Dominant genetic disorders are notoriously difficult to cure as they require selective silencing of defective part of the gene whilst leaving the other functioning. Epidermolysis bullosa simplex (EBS) is one of many dominant genetic disorders caused by mutations in keratin intermediate filaments. Taken together, the keratin diseases incurably affect up to 1:4,000 of the population with variable degrees of severity but all affecting quality of life. EBS skin fragility (blisters upon mild friction) is distressing and incapacitating. In spite of our knowledge of the keratin mutations that lead to the development of EBS, there are several aspects that are still not well understood.

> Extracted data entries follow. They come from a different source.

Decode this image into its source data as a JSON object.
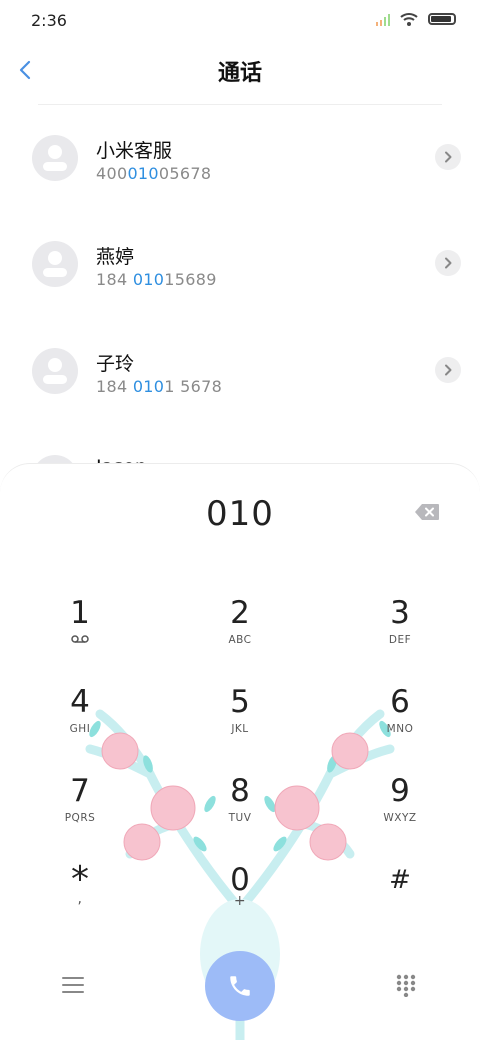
{
  "status_bar": {
    "time": "2:36"
  },
  "header": {
    "title": "通话"
  },
  "contacts": [
    {
      "name": "小米客服",
      "number_pre": "400",
      "number_match": "010",
      "number_post": "05678"
    },
    {
      "name": "燕婷",
      "number_pre": "184 ",
      "number_match": "010",
      "number_post": "15689"
    },
    {
      "name": "子玲",
      "number_pre": "184 ",
      "number_match": "010",
      "number_post": "1 5678"
    },
    {
      "name": "Jason",
      "number_pre": "",
      "number_match": "",
      "number_post": ""
    }
  ],
  "dialer": {
    "input": "010",
    "keys": [
      {
        "digit": "1",
        "letters": "voicemail"
      },
      {
        "digit": "2",
        "letters": "ABC"
      },
      {
        "digit": "3",
        "letters": "DEF"
      },
      {
        "digit": "4",
        "letters": "GHI"
      },
      {
        "digit": "5",
        "letters": "JKL"
      },
      {
        "digit": "6",
        "letters": "MNO"
      },
      {
        "digit": "7",
        "letters": "PQRS"
      },
      {
        "digit": "8",
        "letters": "TUV"
      },
      {
        "digit": "9",
        "letters": "WXYZ"
      },
      {
        "digit": "*",
        "letters": ","
      },
      {
        "digit": "0",
        "letters": "+"
      },
      {
        "digit": "#",
        "letters": ""
      }
    ]
  },
  "colors": {
    "accent": "#2f8fe0",
    "call_button": "#9dbbf7",
    "back_arrow": "#4a90e2"
  },
  "icons": {
    "back": "chevron-left-icon",
    "chevron": "chevron-right-icon",
    "backspace": "backspace-icon",
    "menu": "menu-icon",
    "call": "phone-icon",
    "dialpad": "dialpad-grid-icon",
    "voicemail": "voicemail-icon"
  }
}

One of these is the phenomenon reported by many people with EBS of temporary improvement in blistering during periods of fever. There are two plausible mechanisms for this, giving rise to two theories that will be investigated.

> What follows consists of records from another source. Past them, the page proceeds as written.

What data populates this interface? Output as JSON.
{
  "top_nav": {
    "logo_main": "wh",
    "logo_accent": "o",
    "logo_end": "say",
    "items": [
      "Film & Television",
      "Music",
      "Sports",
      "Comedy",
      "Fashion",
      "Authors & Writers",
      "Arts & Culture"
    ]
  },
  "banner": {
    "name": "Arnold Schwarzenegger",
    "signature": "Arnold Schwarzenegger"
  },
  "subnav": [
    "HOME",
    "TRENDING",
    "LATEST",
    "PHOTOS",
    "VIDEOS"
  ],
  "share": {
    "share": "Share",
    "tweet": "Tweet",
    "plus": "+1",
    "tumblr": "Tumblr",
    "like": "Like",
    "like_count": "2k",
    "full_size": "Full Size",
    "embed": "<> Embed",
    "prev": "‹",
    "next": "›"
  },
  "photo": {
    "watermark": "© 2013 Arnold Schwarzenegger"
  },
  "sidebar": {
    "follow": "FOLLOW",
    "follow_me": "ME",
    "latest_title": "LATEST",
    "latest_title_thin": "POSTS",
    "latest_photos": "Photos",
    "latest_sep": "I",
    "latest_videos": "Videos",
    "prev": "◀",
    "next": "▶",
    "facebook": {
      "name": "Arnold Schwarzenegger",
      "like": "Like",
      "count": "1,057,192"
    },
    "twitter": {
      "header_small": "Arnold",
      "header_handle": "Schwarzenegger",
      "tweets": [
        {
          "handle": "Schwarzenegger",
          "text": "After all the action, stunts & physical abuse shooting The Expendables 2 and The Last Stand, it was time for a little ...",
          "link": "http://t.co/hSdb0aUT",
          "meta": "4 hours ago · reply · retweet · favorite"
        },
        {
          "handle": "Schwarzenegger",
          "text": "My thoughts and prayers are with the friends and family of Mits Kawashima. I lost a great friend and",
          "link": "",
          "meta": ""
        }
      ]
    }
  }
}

Theory 1: that the mutant keratin protein is selectively eliminated during fever, due to the fact that it is more poorly assembled into filaments at higher temperature and, therefore, seen as "rubbish" by the cell.

Theory 2: that the body’s response to stress, such as fever, results in the production of molecules that cause extra keratins to be produced, which may reinforce the fragile skin cells.

These ideas will be tested by studying skin cells with EBS keratin mutations. Cells will be subjected to changes in temperature and exposure to molecules known to produce keratins. The effects on the cells will be measured and, if specific responses can be identified, attempts will be made to identify potential drug compounds that trigger such responses selectively and accurately.